Tag Archive for the 'Death Penalty Focus' Tag

The Death Penalty Thirty-Seven Years Later

Posted by Donna on June 29, 2009 at 9:49 am

It was this week in 1972 the U.S. Supreme Court ruled capital punishment was both cruel and unusual, especially due to some states’ “capricious and arbitrary” ways of employing the death penalty.  The Court ruled race placed too large a role in determining who lived or died.  It didn’t stop there, however.  The Court recommended new legislation be instituted so that the death penalty might become constitutional again and went on to say legislation should directly address racial problems regarding capital punishment and that new guidelines should be put into place.  This, of course, wasn’t what opponents of the death penalty wanted, but for many, it was a start.
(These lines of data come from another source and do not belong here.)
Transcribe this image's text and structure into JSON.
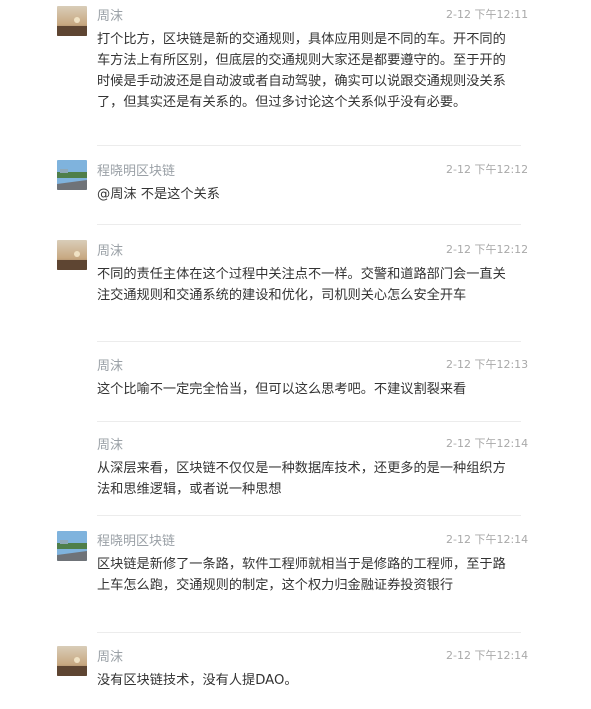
{
  "messages": [
    {
      "author": "周沫",
      "time": "2-12 下午12:11",
      "avatar": "sunset-avatar",
      "text": "打个比方，区块链是新的交通规则，具体应用则是不同的车。开不同的车方法上有所区别，但底层的交通规则大家还是都要遵守的。至于开的时候是手动波还是自动波或者自动驾驶，确实可以说跟交通规则没关系了，但其实还是有关系的。但过多讨论这个关系似乎没有必要。"
    },
    {
      "author": "程晓明区块链",
      "time": "2-12 下午12:12",
      "avatar": "road-avatar",
      "text": "@周沫 不是这个关系"
    },
    {
      "author": "周沫",
      "time": "2-12 下午12:12",
      "avatar": "sunset-avatar",
      "text": "不同的责任主体在这个过程中关注点不一样。交警和道路部门会一直关注交通规则和交通系统的建设和优化，司机则关心怎么安全开车"
    },
    {
      "author": "周沫",
      "time": "2-12 下午12:13",
      "avatar": "",
      "text": "这个比喻不一定完全恰当，但可以这么思考吧。不建议割裂来看"
    },
    {
      "author": "周沫",
      "time": "2-12 下午12:14",
      "avatar": "",
      "text": "从深层来看，区块链不仅仅是一种数据库技术，还更多的是一种组织方法和思维逻辑，或者说一种思想"
    },
    {
      "author": "程晓明区块链",
      "time": "2-12 下午12:14",
      "avatar": "road-avatar",
      "text": "区块链是新修了一条路，软件工程师就相当于是修路的工程师，至于路上车怎么跑，交通规则的制定，这个权力归金融证券投资银行"
    },
    {
      "author": "周沫",
      "time": "2-12 下午12:14",
      "avatar": "sunset-avatar",
      "text": "没有区块链技术，没有人提DAO。"
    }
  ]
}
Then, in 1976, a substantial new study revealed over 65% of Americans not only supported the death penalty, but wanted it made constitutional again.  The Supreme Court heard the majority loud and clear and after having been satisfied of the changes it had strongly encouraged some four years earlier, the death penalty was once again deemed constitutional by the U.S. Supreme Court.

Interestingly, the first execution only a year later was commissioned via the firing squad.  Gary Gilmore, a Utah killer, faced the squad and in a split second, his life was over.  Still, many groups, including Death Penalty Focus, a group committed to abolishing the death penalty once and for all, insist racism is still too big a priority of those deciding the lives of others.   Further, it also reiterates the many who were convicted and executed, only to be found innocent later due to DNA or other evidence not available prior to the execution.  Currently, nearly 130 people across the country who were facing execution dates have been found innocent and not only taken off death row, but released from prison completely exonerated.  To date, there are over 3,300 prisoners who are on death row awaiting conviction.

It becomes difficult to reconcile those who adamantly insist the system is racist, especially since almost 45% of those currently on death row are white.  African Americans follow with slightly less than 42% of the total death row population, followed by Latinos (11.3%), Native Americans (1.10%) and Asian (1.10%).

With so much crime in today’s headlines, each story more evil than the one before, the odds of the death penalty being deemed unconstitutional again in the near future are practically nil.